Tuesday, July 21st, 2009

After a brief pause, China’s foreign exchange reserves have resumed their blistering pace of growth: “The reserves rose a record $178 billion in the second quarter to $2.132 trillion, the People’s Bank of China said today on its Web site. That dwarfs a $7.7 billion gain in the previous three months.” Considering that the global economy remains embroiled in the worst recession in decades, this is frankly incredible. [Chart below courtesy of WSJ].

chinas-forex-reserves-q2-20091

As far as currency traders are concerned, this development has two important implications, the first of which concerns the Chinese Yuan (also known as RenMinBi or RMB). A quick parsing of trade and capital flows data reveals that the majority of the $178 Billion came from unconventional sources. “The trade surplus was $34.8 billion in the second quarter and foreign direct investment was $21.2 billion.” Currency fluctuations (i.e. the depreciation in the Dollar relative to other major currencies) can explain a small portion, “leaving the bulk of the increase in the reserves unaccounted for.”

In short, most of the capital now flowing into China is so-called “hot money,” chasing a piece of the action in China’s surging property and stock markets. The benchmark stock index has risen 75% this year, making it the world’s best performer.
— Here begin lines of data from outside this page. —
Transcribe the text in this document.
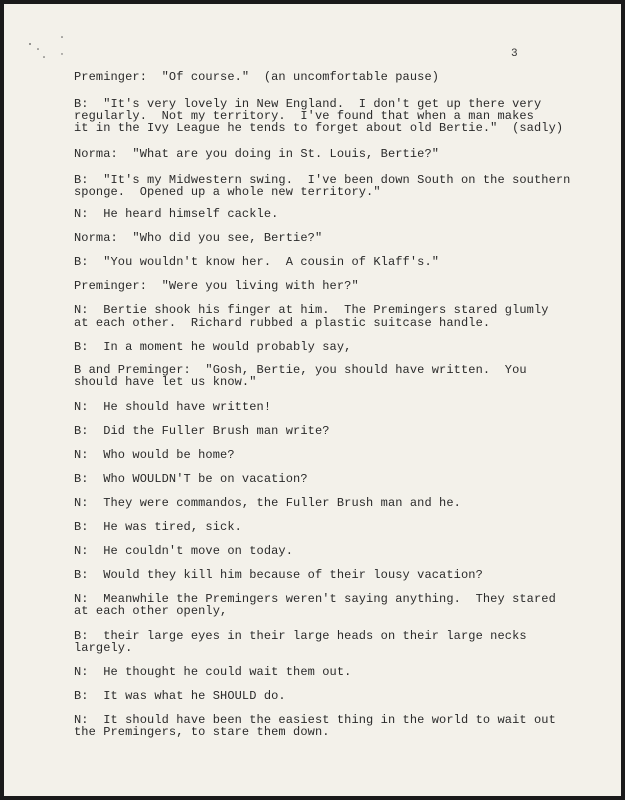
3
Preminger:  "Of course."  (an uncomfortable pause)
B:  "It's very lovely in New England.  I don't get up there very
regularly.  Not my territory.  I've found that when a man makes
it in the Ivy League he tends to forget about old Bertie."  (sadly)
Norma:  "What are you doing in St. Louis, Bertie?"
B:  "It's my Midwestern swing.  I've been down South on the southern
sponge.  Opened up a whole new territory."
N:  He heard himself cackle.
Norma:  "Who did you see, Bertie?"
B:  "You wouldn't know her.  A cousin of Klaff's."
Preminger:  "Were you living with her?"
N:  Bertie shook his finger at him.  The Premingers stared glumly
at each other.  Richard rubbed a plastic suitcase handle.
B:  In a moment he would probably say,
B and Preminger:  "Gosh, Bertie, you should have written.  You
should have let us know."
N:  He should have written!
B:  Did the Fuller Brush man write?
N:  Who would be home?
B:  Who WOULDN'T be on vacation?
N:  They were commandos, the Fuller Brush man and he.
B:  He was tired, sick.
N:  He couldn't move on today.
B:  Would they kill him because of their lousy vacation?
N:  Meanwhile the Premingers weren't saying anything.  They stared
at each other openly,
B:  their large eyes in their large heads on their large necks
largely.
N:  He thought he could wait them out.
B:  It was what he SHOULD do.
N:  It should have been the easiest thing in the world to wait out
the Premingers, to stare them down.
In short, China is once again “caught in a squeeze similar to the one that bedevilled policymakers earlier this century, with a flood of hot money trying to force the government’s hand on the currency.” Either it allows the RMB to resume its upward path against the Dollar, or it raises interest rates rapidly to head off inflation. With the money supply now growing at an annualized rate of 30%+, the government is running out of time on this front.

The second implication concerns the composition of China’s reserves. You can recall that in recent months, Chinese officials have become more vocal about ending the Dollar’s role as the world’s reserve currency, and have even taken token steps towards achieving that goal. But the latest analysis suggests that when push comes to shove, China is still firmly behind the Dollar: “Estimates suggest around 65% of China’s official holdings are in U.S. dollar assets, and the remainder are denominated in euro, yen, sterling and other currencies. This mix has been relatively stable as the Chinese government continues to place the bulk of its reserves in U.S. Treasury securities.”

In fact, “stable” is an understatement. While other Central Banks are gradually paring their holdings of US Treasuries, China is adding to its own stockpile. Already the world’s largest holder of Treasuries, China added another $38 billion in May, for a total of $800 Billion. “On the contrary, Japan, Russia and Canada were sellers of US assets in May. Japan, the second-biggest international investor, reduced its total holdings by $8.7 billion to $677.2 billion.” Meanwhile, Zhou XiaoChuan, governor of China’s Central Bank has endorsed the current composition of reserves: “Despite the $800 billion in U.S. Treasuries, it is a diversified portfolio overall.” This certainly represents a step backwards for Mr. Zhou, who only a couple months ago was leading the charge for a global reserve currency.

Perhaps over the longer-term, it can begin to take steps to dislodge the Dollar, but for now, it appears that China has accepted the status quo. As one analyst observed, “We do expect China to increase its purchase of gold and other commodities over time, but these markets are just not big enough to make a meaningful dent in the structure of the overall FX holdings. For example, if China decided to hold 5 percent of its current $2 trillion reserves in gold, it would need to buy …the equivalent to about one year of world production. For other hard commodities, the cost of storage is high and prices fluctuate wildly.”

China did recently appoint a new official (an economist trained in the US) to manage its reserves. “The move isn’t likely to fluster foreign-exchange markets or herald any change in China’s exchange-rate policy and reform.” Still, Chinawatchers are advised to continue to monitor the situation closely for any signs of discontinuity.